Bilal Ag Achérif, chef de la rébellion touarègue du MNLA, reçu à Paris le 23 novembre 2012.AFP PHOTO/AHMED OUOBA
Les populations touarègues ont toujours affirmé une indépendance et une liberté de mouvement sur le Sahara et une partie du Sahel, mais l’histoire va diviser cet espace en pays avec lesquels les Touaregs vont se retrouver en difficulté. Après Touaregs : les origines de la révolte, ce deuxième chapitre intitulé Touaregs, les rébellions se consacre aux revendications identitaires et territoriales qui vont marquer l’histoire contemporaine.
Les peuples touaregs nomadisent depuis toujours dans le Sahara central et dans une partie du Sahel.
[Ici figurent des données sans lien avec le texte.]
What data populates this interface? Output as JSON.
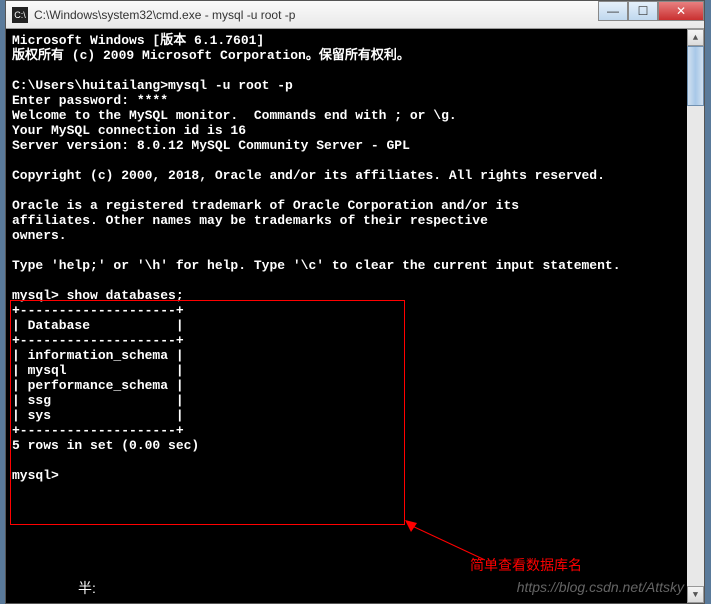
{
  "window": {
    "icon_text": "C:\\",
    "title": "C:\\Windows\\system32\\cmd.exe - mysql  -u root -p"
  },
  "terminal": {
    "line1": "Microsoft Windows [版本 6.1.7601]",
    "line2": "版权所有 (c) 2009 Microsoft Corporation。保留所有权利。",
    "line3": "",
    "line4": "C:\\Users\\huitailang>mysql -u root -p",
    "line5": "Enter password: ****",
    "line6": "Welcome to the MySQL monitor.  Commands end with ; or \\g.",
    "line7": "Your MySQL connection id is 16",
    "line8": "Server version: 8.0.12 MySQL Community Server - GPL",
    "line9": "",
    "line10": "Copyright (c) 2000, 2018, Oracle and/or its affiliates. All rights reserved.",
    "line11": "",
    "line12": "Oracle is a registered trademark of Oracle Corporation and/or its",
    "line13": "affiliates. Other names may be trademarks of their respective",
    "line14": "owners.",
    "line15": "",
    "line16": "Type 'help;' or '\\h' for help. Type '\\c' to clear the current input statement.",
    "line17": "",
    "line18": "mysql> show databases;",
    "line19": "+--------------------+",
    "line20": "| Database           |",
    "line21": "+--------------------+",
    "line22": "| information_schema |",
    "line23": "| mysql              |",
    "line24": "| performance_schema |",
    "line25": "| ssg                |",
    "line26": "| sys                |",
    "line27": "+--------------------+",
    "line28": "5 rows in set (0.00 sec)",
    "line29": "",
    "line30": "mysql>"
  },
  "annotation": {
    "text": "简单查看数据库名"
  },
  "footer": {
    "text": "半:"
  },
  "watermark": {
    "text": "https://blog.csdn.net/Attsky"
  }
}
Ils y ont prospéré pendant des siècles grâce au contrôle des routes et du commerce reliant le Maghreb au Soudan. Mais la colonisation du Sahara et la fin de l’activité caravanière entraînent le déclin des grandes confédérations touarègues traditionnelles. La société touarègue, condamnée à se transformer et à se sédentariser, se retrouve souvent marginalisée au sein des nouveaux Etats-nations (l’Algérie, la Libye, le Mali, le Niger et le Burkina Faso) dont les frontières divisent les communautés. Face aux conditions difficiles de survie, les Touaregs du Mali tentent en 1963-1964 de se rebeller contre le pouvoir du président Modibo Keïta, mais la très dure répression qui s'ensuit entraîne l’exode d’une partie de la population touarègue vers l’Algérie et la Libye.
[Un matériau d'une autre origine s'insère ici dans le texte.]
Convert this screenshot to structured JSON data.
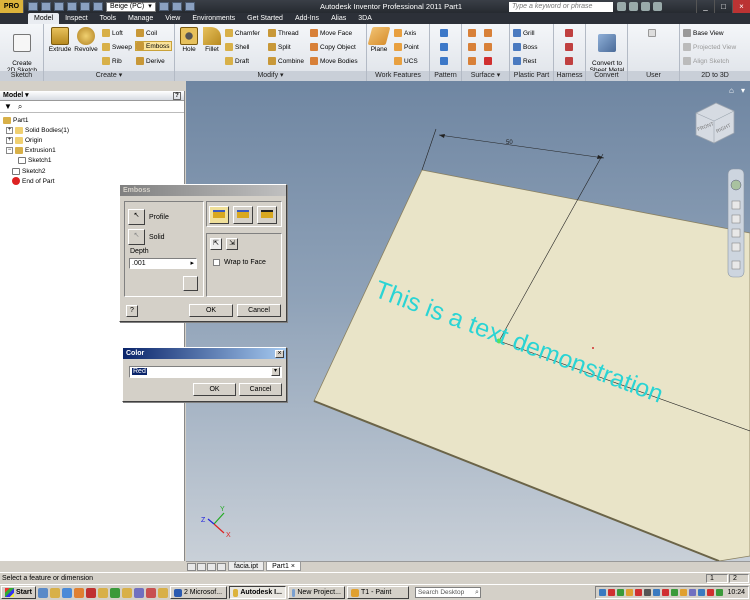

Les grandes sécheresses de 1973-1974 et de 1984-1986 déciment les troupeaux de ceux qui sont restés, les obligeant à partir. Beaucoup cherchent refuge dans les pays voisins, créant deux autres grandes vagues d’émigration vers le Niger, le Burkina Faso, l’Algérie, la Mauritanie, la Libye et même l’Arabie saoudite. Ces exodes donnent naissance à une nouvelle génération de rebelles touaregs qui se réorganisent dès 1986 au Mali et au Niger. → A (re)lire : Touaregs: les origines de la révolte La rébellion de 1990 à 1996
A la fin de 1987, le président du Niger, le général Ali Saïbou, propose une amnistie politique et une aide à la réinsertion pour tous les exilés. Cette ouverture entraîne le retour de nombreux réfugiés touaregs qui acceptent de revenir au Niger, mais les conditions d’accueil et d’aide se révèlent insuffisantes et le retour se passe mal.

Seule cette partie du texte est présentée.